Team member Tony Gale, who would later go on to win a Premier League title with Blackburn Rovers, said of the season, "I will never forget those days as long as I live. That was a dream team....wonderful to play in and wonderful to watch". McAvennie scored 26 league goals in the season with Cottee contributing 20. Nine players appeared in 38 or more games and only 17 outfield players were used all season, the importance of a "settled side" being given for the team's good performance.
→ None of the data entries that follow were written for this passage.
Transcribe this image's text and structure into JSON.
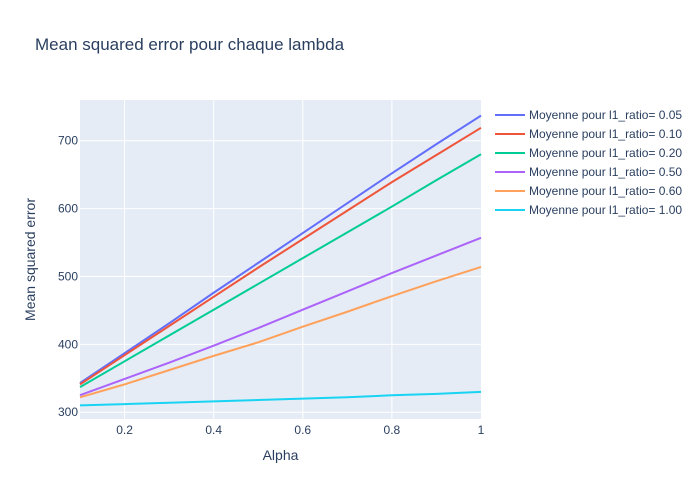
{
  "chart_data": {
    "type": "line",
    "title": "Mean squared error pour chaque lambda",
    "xlabel": "Alpha",
    "ylabel": "Mean squared error",
    "xlim": [
      0.1,
      1.0
    ],
    "ylim": [
      290,
      760
    ],
    "x_ticks": [
      0.2,
      0.4,
      0.6,
      0.8,
      1.0
    ],
    "x_tick_labels": [
      "0.2",
      "0.4",
      "0.6",
      "0.8",
      "1"
    ],
    "y_ticks": [
      300,
      400,
      500,
      600,
      700
    ],
    "y_tick_labels": [
      "300",
      "400",
      "500",
      "600",
      "700"
    ],
    "grid": true,
    "legend_position": "right",
    "x": [
      0.1,
      0.2,
      0.3,
      0.4,
      0.5,
      0.6,
      0.7,
      0.8,
      0.9,
      1.0
    ],
    "series": [
      {
        "name": "Moyenne pour l1_ratio= 0.05",
        "color": "#636efa",
        "values": [
          343,
          387,
          431,
          476,
          520,
          564,
          608,
          652,
          695,
          737
        ]
      },
      {
        "name": "Moyenne pour l1_ratio= 0.10",
        "color": "#ef553b",
        "values": [
          341,
          384,
          427,
          470,
          513,
          555,
          597,
          639,
          679,
          719
        ]
      },
      {
        "name": "Moyenne pour l1_ratio= 0.20",
        "color": "#00cc96",
        "values": [
          337,
          375,
          413,
          451,
          489,
          527,
          565,
          603,
          642,
          680
        ]
      },
      {
        "name": "Moyenne pour l1_ratio= 0.50",
        "color": "#ab63fa",
        "values": [
          325,
          349,
          373,
          398,
          424,
          451,
          478,
          505,
          531,
          557
        ]
      },
      {
        "name": "Moyenne pour l1_ratio= 0.60",
        "color": "#ffa15a",
        "values": [
          322,
          341,
          362,
          383,
          403,
          426,
          448,
          471,
          493,
          514
        ]
      },
      {
        "name": "Moyenne pour l1_ratio= 1.00",
        "color": "#19d3f3",
        "values": [
          310,
          312,
          314,
          316,
          318,
          320,
          322,
          325,
          327,
          330
        ]
      }
    ]
  }
}
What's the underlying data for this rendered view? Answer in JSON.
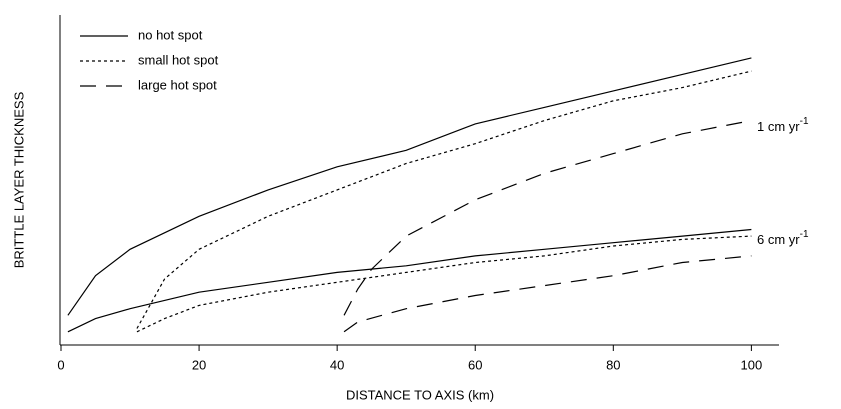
{
  "chart_data": {
    "type": "line",
    "xlabel": "DISTANCE TO AXIS (km)",
    "ylabel": "BRITTLE LAYER THICKNESS",
    "xlim": [
      0,
      104
    ],
    "xticks": [
      0,
      20,
      40,
      60,
      80,
      100
    ],
    "ylim": [
      0,
      100
    ],
    "legend": [
      {
        "name": "no hot spot",
        "dash": "solid"
      },
      {
        "name": "small hot spot",
        "dash": "dotted"
      },
      {
        "name": "large hot spot",
        "dash": "dashed"
      }
    ],
    "annotations": [
      {
        "text": "1 cm yr",
        "sup": "-1"
      },
      {
        "text": "6 cm yr",
        "sup": "-1"
      }
    ],
    "series": [
      {
        "dash": "solid",
        "color": "#000",
        "x": [
          1,
          5,
          10,
          20,
          30,
          40,
          50,
          60,
          70,
          80,
          90,
          100
        ],
        "values": [
          9,
          21,
          29,
          39,
          47,
          54,
          59,
          67,
          72,
          77,
          82,
          87
        ]
      },
      {
        "dash": "dotted",
        "color": "#000",
        "x": [
          11,
          15,
          20,
          30,
          40,
          50,
          60,
          70,
          80,
          90,
          100
        ],
        "values": [
          5,
          20,
          29,
          39,
          47,
          55,
          61,
          68,
          74,
          78,
          83
        ]
      },
      {
        "dash": "dashed",
        "color": "#000",
        "x": [
          41,
          43,
          45,
          50,
          60,
          70,
          80,
          90,
          100
        ],
        "values": [
          9,
          17,
          23,
          33,
          44,
          52,
          58,
          64,
          68
        ]
      },
      {
        "dash": "solid",
        "color": "#000",
        "x": [
          1,
          5,
          10,
          20,
          30,
          40,
          50,
          60,
          70,
          80,
          90,
          100
        ],
        "values": [
          4,
          8,
          11,
          16,
          19,
          22,
          24,
          27,
          29,
          31,
          33,
          35
        ]
      },
      {
        "dash": "dotted",
        "color": "#000",
        "x": [
          11,
          15,
          20,
          30,
          40,
          50,
          60,
          70,
          80,
          90,
          100
        ],
        "values": [
          4,
          8,
          12,
          16,
          19,
          22,
          25,
          27,
          30,
          32,
          33
        ]
      },
      {
        "dash": "dashed",
        "color": "#000",
        "x": [
          41,
          43,
          50,
          60,
          70,
          80,
          90,
          100
        ],
        "values": [
          4,
          7,
          11,
          15,
          18,
          21,
          25,
          27
        ]
      }
    ]
  }
}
==List of the Boys of 86==

- Tony Cottee
- Frank McAvennie
- Tony Gale
- Bobby Barnes
- Alan Dickens
- Neil Orr
- Mark Ward
- Alvin Martin
- George Parris
- Paul Goddard
- Geoff Pike
- Greg Campbell
- Alan Devonshire
- Phil Parkes
- Steve Walford
- Ray Stewart
- Paul Hilton
- Steve Potts

==Charity work==
Since 1986, members of the team have regrouped to raise funds for charities such as for Great Ormond Street Hospital.

==Book and DVD==
In 2005 a book, Boys of '86: The Untold Story of West Ham United's Greatest-Ever Season, by Tony McDonald and Danny Francis, was published. In 2011 a DVD was released telling the story of the season.